I spent some time working out how directly Borges’ The Library of Babel was going to be involved in my actual script. This is a collection of, in my opinion, the most important extracts that I would like to involve in my final piece.
Come, come, come. I hope you enjoyed your time in Great British Literature from the 19th and 20th century! Everyone does; plenty of familiar names in there. What I’ve got to show you is something quite different. For all isn’t as it seems to be.
The Great Library in which we stand, some call it the universe, contains all. Every story that is, has been and will be exists within this great library for I declare that the library is endless, infinite. Though today we stand in just one of an endless number of rooms, each constructed just as this one is, with six sides and four bookcases each holding 32 books of 410 pages, each page of 40 lines each line of approximately 40 letters, standing side by side, on every side, and one on top of the other, each with a single square shaft through which one can glimpse the others, continuing on from one another endlessly, and so know the limitlessness of the great library.
There is no combination of characters one can make that the divine library has not forseen, [and that in one or more of its secret tongues does not hide a terrible significance] for the Library is total, perfect, complete and whole. [For every rational line or forth-right statement there are leagues of senseless cacophony, verbal nonsense and incoherency.] The certainty that everything has already been written, annuls us.
Clearly no one expects to discover anything. And yet, I think, therefore I am, I wonder how it is then, tell me this, if every story exists why hasn’t every tale been told?

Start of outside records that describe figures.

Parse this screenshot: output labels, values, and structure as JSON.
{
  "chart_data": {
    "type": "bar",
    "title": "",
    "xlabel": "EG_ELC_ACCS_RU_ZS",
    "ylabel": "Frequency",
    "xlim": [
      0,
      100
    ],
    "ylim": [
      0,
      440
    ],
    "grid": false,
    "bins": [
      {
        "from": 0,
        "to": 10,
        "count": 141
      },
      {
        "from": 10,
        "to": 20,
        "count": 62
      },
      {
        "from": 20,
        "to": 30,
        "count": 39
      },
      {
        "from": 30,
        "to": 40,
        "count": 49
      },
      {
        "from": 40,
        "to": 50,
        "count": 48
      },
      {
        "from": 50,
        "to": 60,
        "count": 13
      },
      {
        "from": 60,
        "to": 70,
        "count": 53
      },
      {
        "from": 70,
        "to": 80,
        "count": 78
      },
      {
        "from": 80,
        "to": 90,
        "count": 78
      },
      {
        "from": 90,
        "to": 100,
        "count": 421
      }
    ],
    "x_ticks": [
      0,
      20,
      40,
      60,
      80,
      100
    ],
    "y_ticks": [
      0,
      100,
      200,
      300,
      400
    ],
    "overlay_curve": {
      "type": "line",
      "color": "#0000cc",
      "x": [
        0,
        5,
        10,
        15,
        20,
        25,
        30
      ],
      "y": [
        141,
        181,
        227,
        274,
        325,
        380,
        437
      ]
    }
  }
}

Why is it that we know and ‘love’ and remember those stories and simply accept them as the ones we should read, without question?

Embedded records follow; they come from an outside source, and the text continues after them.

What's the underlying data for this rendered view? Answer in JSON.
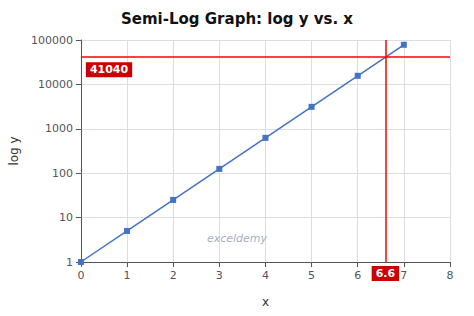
{
  "chart_data": {
    "type": "line",
    "title": "Semi-Log Graph: log y vs. x",
    "xlabel": "x",
    "ylabel": "log y",
    "x": [
      0,
      1,
      2,
      3,
      4,
      5,
      6,
      7
    ],
    "values": [
      1,
      5,
      25,
      125,
      625,
      3125,
      15625,
      78125
    ],
    "color": "#4472C4",
    "marker": "square",
    "xlim": [
      0,
      8
    ],
    "ylim": [
      1,
      100000
    ],
    "xticks": [
      0,
      1,
      2,
      3,
      4,
      5,
      6,
      7,
      8
    ],
    "yticks": [
      1,
      10,
      100,
      1000,
      10000,
      100000
    ],
    "log": "y",
    "grid": true,
    "annotations": [
      {
        "type": "hline",
        "y": 41040,
        "text": "41040",
        "color": "#FF0000",
        "background": "#CC0000"
      },
      {
        "type": "vline",
        "x": 6.6,
        "text": "6.6",
        "color": "#FF0000",
        "background": "#CC0000"
      },
      {
        "type": "text",
        "text": "exceldemy"
      }
    ]
  }
}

What if I could tell you a story that you had never heard, for you had never sought to find it?
This is my goal, my collection, my legacy. [Methodological composition distracts me from the present condition of humanity] Here stands the works of a collector who sought the unseen stories, for, in order for a book to exist it is sufficient only that it be possible…
Yet, let me tell you this; the Library itself is infinite, that we have established, yet if every story can be written in 410 pages, each page of 40 lines each line of approximately 40 letters, those letters being only those belonging to our pre-existing, predetermined alphabet, the combination of those letters though unimaginably vast is not infinite.

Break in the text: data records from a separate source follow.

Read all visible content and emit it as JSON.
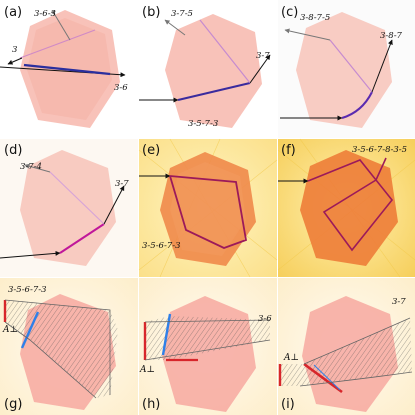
{
  "panels": [
    {
      "letter": "(a)",
      "labels": [
        "3-6-3",
        "3",
        "3-6"
      ]
    },
    {
      "letter": "(b)",
      "labels": [
        "3-7-5",
        "3-7",
        "3-5-7-3"
      ]
    },
    {
      "letter": "(c)",
      "labels": [
        "3-8-7-5",
        "3-8-7"
      ]
    },
    {
      "letter": "(d)",
      "labels": [
        "3-7-4",
        "3-7"
      ]
    },
    {
      "letter": "(e)",
      "labels": [
        "3-5-6-7-3"
      ]
    },
    {
      "letter": "(f)",
      "labels": [
        "3-5-6-7-8-3-5"
      ]
    },
    {
      "letter": "(g)",
      "labels": [
        "3-5-6-7-3"
      ],
      "aperp": "A⊥"
    },
    {
      "letter": "(h)",
      "labels": [
        "3-6"
      ],
      "aperp": "A⊥"
    },
    {
      "letter": "(i)",
      "labels": [
        "3-7"
      ],
      "aperp": "A⊥"
    }
  ]
}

Those who picture the world as unlimited forget that the possible number of books is not. Therefore, the library is unlimited, yet periodic. Travelling for the greatest length of time one would find them same volumes repeated in the same disorder which, in being so, becomes order.
[When I am dead, compassionate hands will throw me over the railing, my tomb will be the unfathomable air, my body will sink for ages, and will decay and dissolve in the wind engendered by my fall, which will be infinite.]
I am cheered by that. But must leave you with this and urge you to remember, it is not as it seems to be.